Religion and the Public Square

6/18/2008--I am now writing the third book in the series that began with American Religious Democracy and will continue with Hallowed Secularism when that book is published late this year. The first book was about religion and politics and the second about how to live a full secular life by incorporating the wisdom and message of Our Religions even though one rejects their dogmas.

The third book is about religion and American constitutional law. It will be called, For the Establishment of Religion. The book argues that constitutional law should not be interpreted, in fact is not going to be interpreted, to require a secular state. Instead, the law should allow the people through their government to endorse religion in a general sense, though not any one religion.

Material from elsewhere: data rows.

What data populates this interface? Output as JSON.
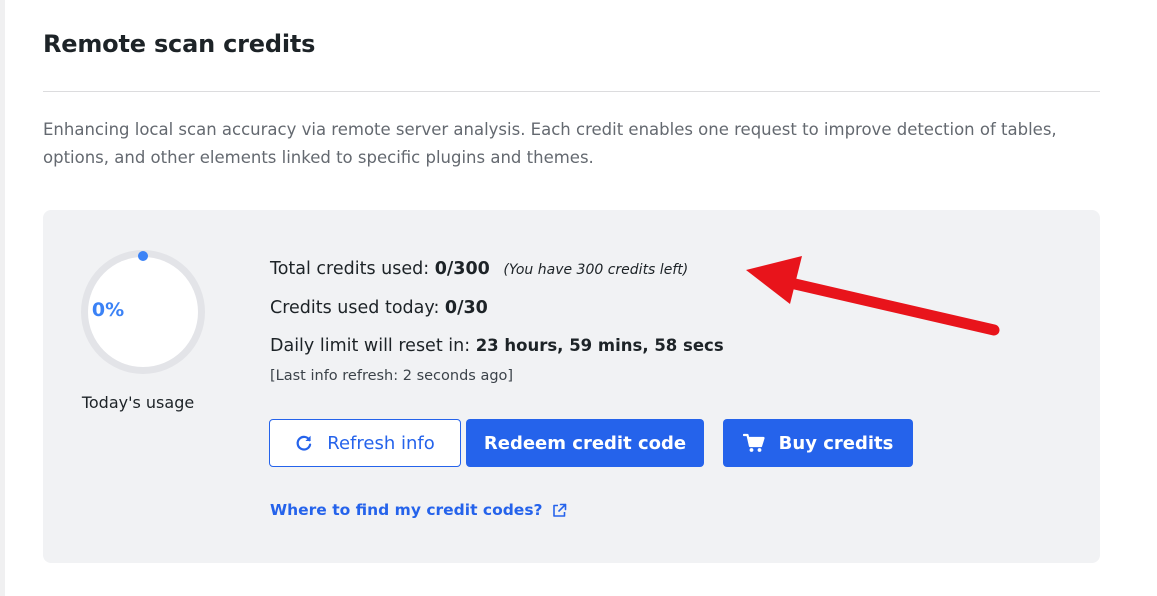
{
  "section": {
    "title": "Remote scan credits",
    "description": "Enhancing local scan accuracy via remote server analysis. Each credit enables one request to improve detection of tables, options, and other elements linked to specific plugins and themes."
  },
  "usage": {
    "percent_label": "0%",
    "percent_value": 0,
    "caption": "Today's usage",
    "accent_color": "#3b82f6"
  },
  "stats": {
    "total_label": "Total credits used:",
    "total_value": "0/300",
    "total_note": "(You have 300 credits left)",
    "today_label": "Credits used today:",
    "today_value": "0/30",
    "reset_label": "Daily limit will reset in:",
    "reset_value": "23 hours, 59 mins, 58 secs",
    "refresh_note": "[Last info refresh: 2 seconds ago]"
  },
  "actions": {
    "refresh_label": "Refresh info",
    "redeem_label": "Redeem credit code",
    "buy_label": "Buy credits",
    "help_link": "Where to find my credit codes?"
  },
  "icons": {
    "refresh": "refresh-icon",
    "cart": "cart-icon",
    "external": "external-link-icon",
    "annotation": "red-arrow-annotation"
  },
  "colors": {
    "primary": "#2563eb",
    "panel_bg": "#f1f2f4",
    "annotation": "#e8141b"
  }
}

I’ll set forth the arguments in favor of this position in later posts. For now, let me introduce the basic idea. These three books are really about one matter seen from different perspectives. The matter is secularism and its life. If we are going to be secular, and I think we are, we had better stop borrowing our goodness and values from the residue of Christian culture and start thinking about how we can continue to renew our civilization without Christianity per se. I am tired of materialists insisting that they are good people when there is no particular reason they should be, given their purported understanding of reality.

Here is an example of what happens to a secular culture when it loses its sense of magic. Will Blythe is writing in the 6/15 edition of the New York Times book review section about a new edition of James Agee’s posthumously published novel, Death in the Family. The first line is a quote from Michael Lofaro’s new edition:

“'One by one, million by million, in the prescience of dawn, every leaf in that part of the world was moved.' Why don’t our novelists write in Agee’s tender high style these days? Either something has gone out of the world, or something has gone out of them. His book reads like a prayer, an attempt to breathe life into the dead through mighty exertions of language. Everything is consecrated. Trees move in their sleep, stars tremble like lanterns, and a butterfly — yes, a butterfly — alights on a coffin."

If we take Blythe’s question seriously--why don’t our novelists write this way these days--we can answer that they do, or that times change, or something not too dramatic. But even if Blythe is wrong, Blythe’s question at least suggests something that can happen. Light can go out. I am afraid that this is exactly what is going to happen unless secularists wake up and take a look around at the religionless world they are helping create. It is not going to be a healthy world.

What can be done? Well, first we can drop our automatic opposition to all things religious in the public realm. Senator Barack Obama may be suggesting that we do exactly that. But that will be for another post.